議院運営委員会に臨む安倍晋三前首相=25日午後、国会・衆院第1委員室(酒巻俊介撮影)
議院運営委員会に臨む安倍晋三前首相=25日午後、国会・衆院第1委員室(酒巻俊介撮影)

 共産党の宮本徹衆院議員は25日、安倍晋三前首相が出席した衆院議院運営委員会で、安倍氏の後援会が「桜を見る会」前日に主催した夕食会の費用を補填(ほてん)した問題をめぐり「どうみても利益供与だ」と批判した。

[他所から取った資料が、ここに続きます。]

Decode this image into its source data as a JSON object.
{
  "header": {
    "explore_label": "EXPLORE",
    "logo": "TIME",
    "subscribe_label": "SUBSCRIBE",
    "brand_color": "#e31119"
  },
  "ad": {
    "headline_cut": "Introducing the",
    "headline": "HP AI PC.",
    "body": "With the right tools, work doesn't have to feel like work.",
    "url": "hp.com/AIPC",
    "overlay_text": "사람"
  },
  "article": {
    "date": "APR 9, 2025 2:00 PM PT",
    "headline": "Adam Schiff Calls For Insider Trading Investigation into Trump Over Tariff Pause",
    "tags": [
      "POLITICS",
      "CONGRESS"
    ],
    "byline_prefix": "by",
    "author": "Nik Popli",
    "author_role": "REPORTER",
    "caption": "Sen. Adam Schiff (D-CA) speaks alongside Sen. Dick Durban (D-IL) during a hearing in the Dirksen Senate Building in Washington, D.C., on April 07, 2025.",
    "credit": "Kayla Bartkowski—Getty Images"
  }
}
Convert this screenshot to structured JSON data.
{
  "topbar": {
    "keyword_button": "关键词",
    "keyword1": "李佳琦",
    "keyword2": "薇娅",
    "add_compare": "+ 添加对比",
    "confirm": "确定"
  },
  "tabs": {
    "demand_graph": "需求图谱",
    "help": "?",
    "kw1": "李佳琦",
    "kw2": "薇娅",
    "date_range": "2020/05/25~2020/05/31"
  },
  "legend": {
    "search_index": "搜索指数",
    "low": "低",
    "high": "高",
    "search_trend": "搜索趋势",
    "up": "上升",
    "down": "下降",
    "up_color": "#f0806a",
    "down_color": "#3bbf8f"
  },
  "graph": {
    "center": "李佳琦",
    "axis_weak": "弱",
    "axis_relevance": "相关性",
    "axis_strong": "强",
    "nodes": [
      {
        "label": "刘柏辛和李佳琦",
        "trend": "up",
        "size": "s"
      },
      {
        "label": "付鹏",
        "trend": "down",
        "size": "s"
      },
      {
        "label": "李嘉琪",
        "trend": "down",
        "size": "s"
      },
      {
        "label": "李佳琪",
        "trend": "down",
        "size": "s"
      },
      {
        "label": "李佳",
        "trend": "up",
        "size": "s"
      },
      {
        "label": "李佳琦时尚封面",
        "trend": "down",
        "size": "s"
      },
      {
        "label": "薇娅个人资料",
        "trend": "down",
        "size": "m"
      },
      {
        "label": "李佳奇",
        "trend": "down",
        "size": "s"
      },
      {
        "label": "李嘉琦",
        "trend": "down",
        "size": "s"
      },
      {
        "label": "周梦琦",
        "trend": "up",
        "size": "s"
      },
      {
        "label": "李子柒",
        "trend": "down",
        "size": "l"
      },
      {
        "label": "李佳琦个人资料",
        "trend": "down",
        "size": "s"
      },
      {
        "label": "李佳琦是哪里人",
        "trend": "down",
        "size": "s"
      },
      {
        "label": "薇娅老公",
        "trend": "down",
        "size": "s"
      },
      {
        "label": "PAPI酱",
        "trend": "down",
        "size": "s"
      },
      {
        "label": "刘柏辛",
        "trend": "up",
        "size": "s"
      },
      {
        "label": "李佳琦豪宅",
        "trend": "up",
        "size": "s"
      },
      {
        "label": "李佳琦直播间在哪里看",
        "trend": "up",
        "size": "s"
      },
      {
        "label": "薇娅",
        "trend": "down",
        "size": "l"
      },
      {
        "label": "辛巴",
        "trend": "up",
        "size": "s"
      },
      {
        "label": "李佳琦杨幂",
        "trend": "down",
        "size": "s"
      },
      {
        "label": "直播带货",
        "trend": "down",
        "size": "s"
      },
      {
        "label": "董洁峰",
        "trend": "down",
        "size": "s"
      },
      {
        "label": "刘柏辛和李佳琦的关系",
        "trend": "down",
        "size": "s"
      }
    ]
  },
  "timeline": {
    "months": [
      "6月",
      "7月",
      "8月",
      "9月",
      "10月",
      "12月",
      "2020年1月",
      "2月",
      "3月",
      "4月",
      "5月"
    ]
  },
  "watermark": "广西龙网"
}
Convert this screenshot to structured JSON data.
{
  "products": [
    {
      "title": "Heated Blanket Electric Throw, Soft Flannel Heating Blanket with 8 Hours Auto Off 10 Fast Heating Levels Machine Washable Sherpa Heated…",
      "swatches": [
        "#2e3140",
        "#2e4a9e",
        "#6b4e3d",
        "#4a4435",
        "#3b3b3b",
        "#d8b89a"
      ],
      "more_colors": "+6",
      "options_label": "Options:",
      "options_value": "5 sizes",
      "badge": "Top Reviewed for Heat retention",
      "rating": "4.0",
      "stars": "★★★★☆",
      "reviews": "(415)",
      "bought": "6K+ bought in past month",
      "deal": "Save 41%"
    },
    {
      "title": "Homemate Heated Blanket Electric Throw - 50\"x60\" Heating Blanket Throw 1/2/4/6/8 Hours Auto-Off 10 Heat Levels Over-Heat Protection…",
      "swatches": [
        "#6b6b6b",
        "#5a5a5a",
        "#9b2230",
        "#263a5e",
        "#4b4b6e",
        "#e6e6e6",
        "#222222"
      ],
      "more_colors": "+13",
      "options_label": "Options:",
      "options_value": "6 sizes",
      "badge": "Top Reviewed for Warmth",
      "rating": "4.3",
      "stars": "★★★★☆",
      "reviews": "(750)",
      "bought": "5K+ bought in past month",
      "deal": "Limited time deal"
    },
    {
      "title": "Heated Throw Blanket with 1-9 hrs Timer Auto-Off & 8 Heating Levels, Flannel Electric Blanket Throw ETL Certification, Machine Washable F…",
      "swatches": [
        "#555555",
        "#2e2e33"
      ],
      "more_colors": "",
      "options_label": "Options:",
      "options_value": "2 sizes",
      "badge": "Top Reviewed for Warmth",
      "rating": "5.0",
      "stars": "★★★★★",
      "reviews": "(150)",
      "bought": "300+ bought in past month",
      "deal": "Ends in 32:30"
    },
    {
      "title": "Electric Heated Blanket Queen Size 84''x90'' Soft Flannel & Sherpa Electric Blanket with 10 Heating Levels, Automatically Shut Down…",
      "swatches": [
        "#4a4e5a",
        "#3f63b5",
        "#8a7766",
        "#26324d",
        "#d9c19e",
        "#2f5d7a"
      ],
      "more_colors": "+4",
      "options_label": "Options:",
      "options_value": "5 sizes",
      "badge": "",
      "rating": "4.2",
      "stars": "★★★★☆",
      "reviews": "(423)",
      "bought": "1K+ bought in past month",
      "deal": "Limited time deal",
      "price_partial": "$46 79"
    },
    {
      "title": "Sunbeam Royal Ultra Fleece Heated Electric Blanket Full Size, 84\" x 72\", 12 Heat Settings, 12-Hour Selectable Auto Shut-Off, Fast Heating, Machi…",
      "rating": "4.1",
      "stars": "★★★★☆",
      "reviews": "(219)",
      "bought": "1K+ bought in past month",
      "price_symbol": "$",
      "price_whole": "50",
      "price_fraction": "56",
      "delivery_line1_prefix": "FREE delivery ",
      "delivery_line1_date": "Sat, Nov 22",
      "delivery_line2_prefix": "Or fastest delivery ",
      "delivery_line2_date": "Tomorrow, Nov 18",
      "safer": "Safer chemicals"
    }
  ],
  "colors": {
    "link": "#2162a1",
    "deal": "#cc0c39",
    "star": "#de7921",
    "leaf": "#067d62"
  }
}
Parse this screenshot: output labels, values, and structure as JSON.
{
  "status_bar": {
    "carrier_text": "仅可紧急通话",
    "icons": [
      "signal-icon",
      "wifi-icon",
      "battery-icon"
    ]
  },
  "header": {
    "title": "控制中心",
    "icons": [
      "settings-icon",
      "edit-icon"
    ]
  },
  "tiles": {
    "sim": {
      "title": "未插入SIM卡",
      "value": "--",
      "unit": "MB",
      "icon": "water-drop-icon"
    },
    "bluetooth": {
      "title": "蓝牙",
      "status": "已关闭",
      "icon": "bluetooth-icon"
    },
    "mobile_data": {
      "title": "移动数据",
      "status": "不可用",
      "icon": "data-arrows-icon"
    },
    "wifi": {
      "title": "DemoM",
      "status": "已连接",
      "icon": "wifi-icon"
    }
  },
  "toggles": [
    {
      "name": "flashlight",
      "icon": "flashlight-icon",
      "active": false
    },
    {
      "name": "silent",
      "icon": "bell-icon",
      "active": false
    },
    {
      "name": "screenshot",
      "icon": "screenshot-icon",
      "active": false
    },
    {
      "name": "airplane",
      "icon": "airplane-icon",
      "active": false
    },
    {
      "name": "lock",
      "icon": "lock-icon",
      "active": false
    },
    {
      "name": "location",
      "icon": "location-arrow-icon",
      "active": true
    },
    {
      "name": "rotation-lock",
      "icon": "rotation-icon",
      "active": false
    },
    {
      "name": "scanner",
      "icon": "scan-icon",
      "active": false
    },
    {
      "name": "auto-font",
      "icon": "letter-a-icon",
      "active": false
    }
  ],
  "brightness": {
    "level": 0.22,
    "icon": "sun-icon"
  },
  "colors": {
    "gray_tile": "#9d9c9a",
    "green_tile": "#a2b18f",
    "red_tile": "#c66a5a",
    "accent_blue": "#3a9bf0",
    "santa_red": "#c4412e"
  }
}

 宮本氏は、政治資金収支報告書に夕食会の費用が記載されていなかったことに関し「問題がなければ記載していたはずだ」と述べ、安倍氏側が意図的に補填を隠して「利益供与」を行っていたのではないかと追及した。

 安倍氏は不記載について重ねて謝罪する一方、有権者の支持を得るための利益供与との指摘には、自身が不起訴処分だったことを踏まえ「検察が厳しい捜査をした結果、問題ないと判断した」と説明。自身が衆院選で圧勝を続けていることを挙げ、利益供与は「つゆほども考えていない」と強調した。

 これに対し、宮本氏は安倍内閣の複数の閣僚が利益供与の疑いで辞任した例を挙げながら「不起訴=シロではない」と主張し、納得しないようすだった。